Anaïs in Love (2021)

Anaïs in Love (2021)

The film’s narrative is free-flowing, its loose structure mirroring Anaïs’ devil-may-care attitude: it pinballs between encounters the way she leaps from the arms of one lover to the next. The main thrust of the story is that Anaïs has been dumped by her sensible partner Raoul (Christophe Montenez), who’s fed up with the way she acts ‘like a bulldozer’ crushing everything in her wake. She then meets the married Daniel, a balding bourgeois cliché (Denis Podalydès, seemingly reprising his role as the seductive older man in Deception [2021]), and embarks on a disappointingly tepid affair. Although this set-up – with its passion, adultery, jealousy – could describe any number of French movies, where Anaïs in Love differs is in its subversion of the other-woman trope. It takes a sharp left turn into something altogether more unexpected, and more interesting (which I won’t spoil here). 

Suffice it to say that Anaïs may say she knows what she wants – namely a man who smokes cigarettes with the insouciant cool of Serge Gainsbourg – but when she is confronted with the reality of her desires, they do not at all resemble what she envisaged.
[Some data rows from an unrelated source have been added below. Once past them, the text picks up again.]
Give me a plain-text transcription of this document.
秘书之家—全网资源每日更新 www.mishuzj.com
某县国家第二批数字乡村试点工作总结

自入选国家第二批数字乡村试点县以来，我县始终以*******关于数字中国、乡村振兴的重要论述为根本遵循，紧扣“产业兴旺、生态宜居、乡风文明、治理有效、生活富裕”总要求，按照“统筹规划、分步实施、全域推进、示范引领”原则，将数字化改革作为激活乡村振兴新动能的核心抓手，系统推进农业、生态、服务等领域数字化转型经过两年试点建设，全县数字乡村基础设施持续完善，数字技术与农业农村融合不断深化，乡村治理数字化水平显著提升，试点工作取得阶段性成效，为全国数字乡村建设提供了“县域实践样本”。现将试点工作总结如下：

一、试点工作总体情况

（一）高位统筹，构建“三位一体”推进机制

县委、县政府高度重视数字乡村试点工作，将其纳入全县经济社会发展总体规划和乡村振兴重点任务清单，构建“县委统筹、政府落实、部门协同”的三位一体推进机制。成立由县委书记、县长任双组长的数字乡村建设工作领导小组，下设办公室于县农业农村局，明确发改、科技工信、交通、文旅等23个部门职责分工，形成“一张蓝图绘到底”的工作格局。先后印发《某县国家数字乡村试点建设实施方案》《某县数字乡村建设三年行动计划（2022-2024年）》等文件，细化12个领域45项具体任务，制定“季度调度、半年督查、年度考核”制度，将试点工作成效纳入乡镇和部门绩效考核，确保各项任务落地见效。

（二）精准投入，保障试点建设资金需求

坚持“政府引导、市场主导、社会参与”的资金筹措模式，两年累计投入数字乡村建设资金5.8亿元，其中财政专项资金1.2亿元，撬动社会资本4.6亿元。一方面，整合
Demoustier throws herself wholeheartedly into the character’s lovestruck pining, opening up like the plump roses that adorn her strappy sundresses. She regards her beloved with a soppy little grin, lifting her chin when they speak as if trying to drink up their every word (worlds apart from her previous, self-involved approach to conversation). In addition to thrumming with sensuality, this initially hesitant romance is built on a deep intellectual connection; the way the formal vous is slipped off to become an intimate tu is arguably more erotic than any of the sex scenes. For Anaïs, it turns out, an appreciation of battered, nail varnish-stained livres de poche is what she’s looking for in a lover.  

Tender and tactile, Anaïs in Love captures the feeling of falling in love, slowing its pace and energetic piano score to linger on a cautious hand touching a thigh, absentminded fingers brushing a collarbone, whispered words in a darkened cinema. We spend so much time watching Anaïs run – to parties, across fields, through rainstorms – that when she finally comes to a stop, we know she’s exactly where she’s supposed to be.